Louisiana's Ripe Climate
In a letter to his friend Richard Harlan, John Audubon related the beauty of his surroundings in Louisiana. Audubon followed his passion and sailed up the Mississippi, intent to paint all the birds of North America. The land in Louisiana teemed with life and gave Audubon plenty of subjects to base his paintings off of. Audubon recognized the richness of the terrain in Louisiana, a feature that had contributed to its economical stability.
Although Audubon focused on the wildlife of Louisiana, he also painted background for his birds. This land he depicted played an essential role in the prosperity of the various industries of the state. For example, in the Eden of Louisiana...there is not an acre of poor land and on these prairie lands the main agricultural business was sugar cane. This type of land was important to planters because of its inexhaustible fertility.

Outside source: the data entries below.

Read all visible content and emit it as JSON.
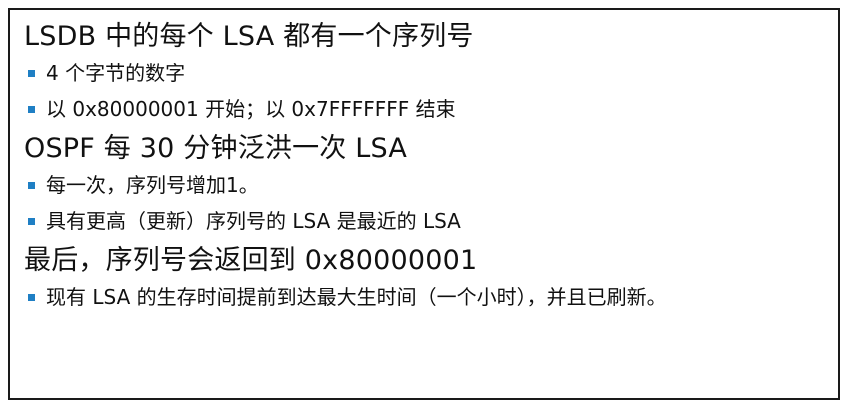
{
  "accent_color": "#1f7fc4",
  "sections": [
    {
      "heading": "LSDB 中的每个 LSA 都有一个序列号",
      "bullets": [
        "4 个字节的数字",
        "以 0x80000001 开始；以 0x7FFFFFFF 结束"
      ]
    },
    {
      "heading": "OSPF 每 30 分钟泛洪一次 LSA",
      "bullets": [
        "每一次，序列号增加1。",
        "具有更高（更新）序列号的 LSA 是最近的 LSA"
      ]
    },
    {
      "heading": "最后，序列号会返回到 0x80000001",
      "bullets": [
        "现有 LSA 的生存时间提前到达最大生时间（一个小时），并且已刷新。"
      ]
    }
  ]
}
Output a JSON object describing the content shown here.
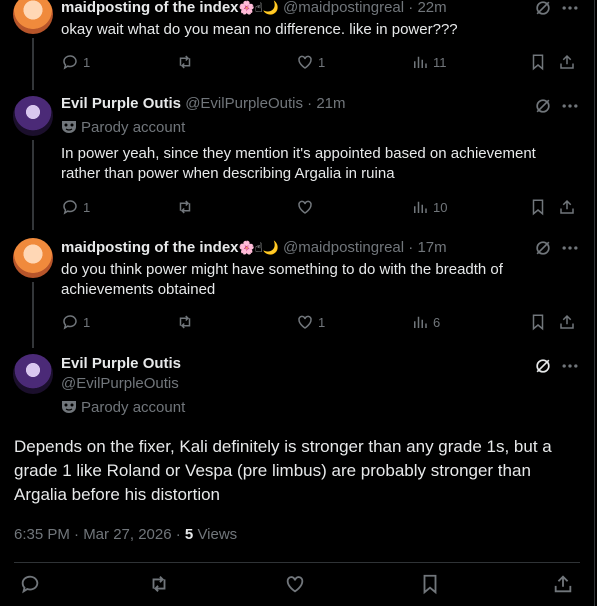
{
  "posts": [
    {
      "name": "maidposting of the index",
      "emojis": "🌸☝🌙",
      "handle": "@maidpostingreal",
      "time": "· 22m",
      "text": "okay wait what do you mean no difference. like in power???",
      "replies": "1",
      "reposts": "",
      "likes": "1",
      "views": "11"
    },
    {
      "name": "Evil Purple Outis",
      "handle": "@EvilPurpleOutis",
      "time": "· 21m",
      "badge": "Parody account",
      "text": "In power yeah, since they mention it's appointed based on achievement rather than power when describing Argalia in ruina",
      "replies": "1",
      "reposts": "",
      "likes": "",
      "views": "10"
    },
    {
      "name": "maidposting of the index",
      "emojis": "🌸☝🌙",
      "handle": "@maidpostingreal",
      "time": "· 17m",
      "text": "do you think power might have something to do with the breadth of achievements obtained",
      "replies": "1",
      "reposts": "",
      "likes": "1",
      "views": "6"
    }
  ],
  "main_post": {
    "name": "Evil Purple Outis",
    "handle": "@EvilPurpleOutis",
    "badge": "Parody account",
    "text": "Depends on the fixer, Kali definitely is stronger than any grade 1s, but a grade 1 like Roland or Vespa (pre limbus) are probably stronger than Argalia before his distortion",
    "timestamp": "6:35 PM · Mar 27, 2026 ·",
    "views_count": "5",
    "views_label": "Views"
  },
  "icons": [
    "grok-icon",
    "more-icon",
    "reply-icon",
    "repost-icon",
    "like-icon",
    "views-icon",
    "bookmark-icon",
    "share-icon",
    "mask-icon"
  ],
  "colors": {
    "background": "#000000",
    "text": "#e7e9ea",
    "secondary": "#71767b",
    "border": "#2f3336"
  }
}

Because the selection of land with more favourable soil types...enhance[d] the profit potential of a new cane sugar development, plantation owners were careful to settle areas of rich alluvial land to insure the success of the crop. Throughout most of the state, the cotton industry proved to be the right crop for the terrain. The cotton crop did not require so large an investment and could be grown by any scale of farmer. Another profitable industry benefited from the composition of the soil: tobacco. The sandy soil of the state produced strong dark tobacco called perique. This famous tobacco was nicknamed after a tobacco planter named Pierre Chenet who manufactured it.
Despite the many swamps and bayous of Louisiana, the land that was dry proved abundant sources for the agriculture of the state. Plantations were a sizable investment in the nineteenth century and all of the most profitable farming ventures depended on fertile soil to prosper. It is no surprise that the economy of antebellum Louisiana was based in agriculture because of the state's fruitful land.
- John James Audobon, Autograph Letter Signed to Richard Harlan, 18 November 1829, broadside, The Gilder Lehrman Collection, The Gilder Lehrman Institute of American History.
- Grace King, A History of Louisiana (New Orleans: L. Graham Co., Ltd. Printers, 1904), 253-257.
- Joe Gray Taylor, Louisiana (New York: W.W. Norton & Company, 1976), 57-86.